As of April 2026, Musk himself has admitted that "no Optimus is doing useful work yet." Over 1,000 units are deployed in factories, primarily for data collection and training. Commercial production is scheduled to begin in the second half of 2026. It is the player with the largest gap between announcements and reality.

What justifies Figure AI's $39B valuation?

Investors cite three factors. BMW factory deployment demonstrated revenue potential. NVIDIA, Microsoft, OpenAI, and Bezos all investing signals strong strategic backing. And sector-wide optimism toward robotics adds a premium. The 15x growth in 18 months reflects a bet on future potential rather than current revenue.

Why does Skild AI call itself the "Universal Brain"?

Skild AI's goal is not a model specialized for a specific task or platform, but a universal action policy usable on any robot, for any task.
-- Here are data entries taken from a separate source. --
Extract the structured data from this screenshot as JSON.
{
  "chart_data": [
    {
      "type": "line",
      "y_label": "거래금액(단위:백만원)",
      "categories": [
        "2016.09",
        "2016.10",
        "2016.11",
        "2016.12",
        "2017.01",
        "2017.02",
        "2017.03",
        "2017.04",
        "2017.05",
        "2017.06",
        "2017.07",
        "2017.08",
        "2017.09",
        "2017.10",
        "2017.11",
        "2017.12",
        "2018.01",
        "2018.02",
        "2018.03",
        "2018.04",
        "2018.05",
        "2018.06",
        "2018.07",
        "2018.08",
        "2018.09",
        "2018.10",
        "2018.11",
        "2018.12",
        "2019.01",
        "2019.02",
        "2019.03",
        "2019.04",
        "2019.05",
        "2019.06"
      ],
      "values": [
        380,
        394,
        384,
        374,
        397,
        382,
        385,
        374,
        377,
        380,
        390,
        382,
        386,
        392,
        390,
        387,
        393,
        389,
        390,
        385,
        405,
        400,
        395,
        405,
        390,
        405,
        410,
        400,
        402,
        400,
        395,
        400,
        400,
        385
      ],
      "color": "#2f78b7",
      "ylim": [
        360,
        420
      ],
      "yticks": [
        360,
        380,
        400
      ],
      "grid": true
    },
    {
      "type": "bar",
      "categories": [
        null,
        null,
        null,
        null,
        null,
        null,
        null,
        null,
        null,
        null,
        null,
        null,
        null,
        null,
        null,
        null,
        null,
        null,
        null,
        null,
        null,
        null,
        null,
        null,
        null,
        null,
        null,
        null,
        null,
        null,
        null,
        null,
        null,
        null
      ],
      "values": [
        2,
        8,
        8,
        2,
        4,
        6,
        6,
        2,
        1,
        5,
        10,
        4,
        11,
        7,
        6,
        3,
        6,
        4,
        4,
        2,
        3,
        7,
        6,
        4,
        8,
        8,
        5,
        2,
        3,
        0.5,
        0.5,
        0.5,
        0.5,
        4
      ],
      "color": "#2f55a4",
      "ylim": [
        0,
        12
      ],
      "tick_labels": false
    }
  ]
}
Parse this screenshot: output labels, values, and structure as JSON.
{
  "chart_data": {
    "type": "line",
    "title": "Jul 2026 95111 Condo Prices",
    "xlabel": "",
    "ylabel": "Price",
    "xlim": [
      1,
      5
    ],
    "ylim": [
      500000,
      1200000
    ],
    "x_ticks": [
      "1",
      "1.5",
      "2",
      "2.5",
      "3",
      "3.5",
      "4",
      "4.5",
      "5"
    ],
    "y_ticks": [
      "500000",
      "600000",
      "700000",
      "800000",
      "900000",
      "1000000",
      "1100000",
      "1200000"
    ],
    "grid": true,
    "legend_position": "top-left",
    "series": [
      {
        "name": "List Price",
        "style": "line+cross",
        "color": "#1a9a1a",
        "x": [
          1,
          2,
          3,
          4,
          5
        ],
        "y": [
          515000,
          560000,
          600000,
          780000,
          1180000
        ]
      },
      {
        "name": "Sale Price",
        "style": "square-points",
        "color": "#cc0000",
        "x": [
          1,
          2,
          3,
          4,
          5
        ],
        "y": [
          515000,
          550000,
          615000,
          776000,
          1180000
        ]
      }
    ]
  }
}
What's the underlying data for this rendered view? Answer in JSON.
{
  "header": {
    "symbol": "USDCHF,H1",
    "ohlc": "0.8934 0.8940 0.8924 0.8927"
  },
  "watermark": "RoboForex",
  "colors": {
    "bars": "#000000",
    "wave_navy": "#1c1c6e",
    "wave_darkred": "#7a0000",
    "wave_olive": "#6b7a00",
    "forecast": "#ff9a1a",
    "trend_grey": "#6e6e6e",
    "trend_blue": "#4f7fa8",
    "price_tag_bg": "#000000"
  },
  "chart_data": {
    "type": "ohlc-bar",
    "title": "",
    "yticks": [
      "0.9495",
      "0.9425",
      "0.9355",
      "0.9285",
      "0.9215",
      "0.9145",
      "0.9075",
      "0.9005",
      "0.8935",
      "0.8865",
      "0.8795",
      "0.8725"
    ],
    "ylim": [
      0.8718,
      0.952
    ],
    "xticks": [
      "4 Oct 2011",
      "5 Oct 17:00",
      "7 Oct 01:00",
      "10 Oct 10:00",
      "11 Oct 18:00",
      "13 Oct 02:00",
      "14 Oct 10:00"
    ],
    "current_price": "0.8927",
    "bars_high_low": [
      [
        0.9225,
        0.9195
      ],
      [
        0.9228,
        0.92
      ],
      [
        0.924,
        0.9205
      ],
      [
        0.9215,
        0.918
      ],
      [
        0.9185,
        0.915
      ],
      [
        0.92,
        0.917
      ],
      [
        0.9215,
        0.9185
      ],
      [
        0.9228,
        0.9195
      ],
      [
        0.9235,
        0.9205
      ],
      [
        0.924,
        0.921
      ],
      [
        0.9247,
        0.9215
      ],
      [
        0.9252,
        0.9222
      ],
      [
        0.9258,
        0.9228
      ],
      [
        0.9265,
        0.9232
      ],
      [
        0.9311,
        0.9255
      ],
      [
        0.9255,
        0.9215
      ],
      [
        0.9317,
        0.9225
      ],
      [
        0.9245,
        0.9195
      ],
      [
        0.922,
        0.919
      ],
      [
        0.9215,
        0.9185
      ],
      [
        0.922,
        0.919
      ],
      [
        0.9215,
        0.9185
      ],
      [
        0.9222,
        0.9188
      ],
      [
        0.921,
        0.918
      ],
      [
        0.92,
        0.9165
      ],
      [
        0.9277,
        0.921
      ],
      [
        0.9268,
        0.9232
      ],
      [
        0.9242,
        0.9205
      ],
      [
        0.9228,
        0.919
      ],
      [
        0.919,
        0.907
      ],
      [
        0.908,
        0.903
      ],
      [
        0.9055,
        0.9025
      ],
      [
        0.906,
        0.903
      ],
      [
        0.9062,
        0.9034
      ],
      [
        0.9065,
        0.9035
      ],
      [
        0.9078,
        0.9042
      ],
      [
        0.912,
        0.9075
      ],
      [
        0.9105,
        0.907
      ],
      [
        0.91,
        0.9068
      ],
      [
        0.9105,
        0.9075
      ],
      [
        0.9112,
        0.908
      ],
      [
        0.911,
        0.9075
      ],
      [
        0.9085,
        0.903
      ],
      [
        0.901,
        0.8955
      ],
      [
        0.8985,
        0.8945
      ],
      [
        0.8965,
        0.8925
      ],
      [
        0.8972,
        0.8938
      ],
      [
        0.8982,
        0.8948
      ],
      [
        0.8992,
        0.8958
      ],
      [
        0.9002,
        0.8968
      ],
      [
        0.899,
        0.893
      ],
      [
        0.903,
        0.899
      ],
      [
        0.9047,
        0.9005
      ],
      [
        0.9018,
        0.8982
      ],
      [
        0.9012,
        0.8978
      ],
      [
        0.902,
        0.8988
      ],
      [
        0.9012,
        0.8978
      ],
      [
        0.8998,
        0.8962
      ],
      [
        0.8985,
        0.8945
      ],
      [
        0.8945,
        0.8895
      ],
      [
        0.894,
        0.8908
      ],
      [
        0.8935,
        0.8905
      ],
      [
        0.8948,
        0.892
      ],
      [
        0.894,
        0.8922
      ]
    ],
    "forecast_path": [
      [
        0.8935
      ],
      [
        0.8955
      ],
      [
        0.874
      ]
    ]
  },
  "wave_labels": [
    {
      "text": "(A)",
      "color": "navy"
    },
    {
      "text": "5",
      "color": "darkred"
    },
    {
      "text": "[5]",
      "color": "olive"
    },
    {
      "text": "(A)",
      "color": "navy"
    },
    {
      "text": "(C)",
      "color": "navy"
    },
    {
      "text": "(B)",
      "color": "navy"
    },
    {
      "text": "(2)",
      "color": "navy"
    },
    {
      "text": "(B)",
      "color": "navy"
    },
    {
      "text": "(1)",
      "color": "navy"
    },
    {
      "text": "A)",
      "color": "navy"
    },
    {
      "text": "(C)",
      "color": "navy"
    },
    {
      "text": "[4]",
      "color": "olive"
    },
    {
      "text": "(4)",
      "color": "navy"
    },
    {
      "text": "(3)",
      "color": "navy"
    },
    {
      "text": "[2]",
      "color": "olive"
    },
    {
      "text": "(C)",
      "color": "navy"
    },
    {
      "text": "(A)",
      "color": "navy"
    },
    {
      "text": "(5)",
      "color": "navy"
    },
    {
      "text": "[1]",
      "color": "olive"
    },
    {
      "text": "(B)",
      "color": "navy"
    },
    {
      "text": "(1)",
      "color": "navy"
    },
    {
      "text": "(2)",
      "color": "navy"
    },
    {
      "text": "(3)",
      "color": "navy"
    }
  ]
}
It shares a similar positioning with Physical Intelligence's pi series, but Skild Brain claims broader generality. The SoftBank + NVIDIA investment combination represents a major bet on this thesis.

Which of these players will survive?

As of 2026, the only humanoid deployed at meaningful commercial scale is Agility's Digit. Companies that possess the full hardware + AI + deployment pipeline are most likely to survive. Those with flashy demos but no deployment track record will struggle in the capital-burn race. In the platform competition, NVIDIA currently holds the most advantageous position.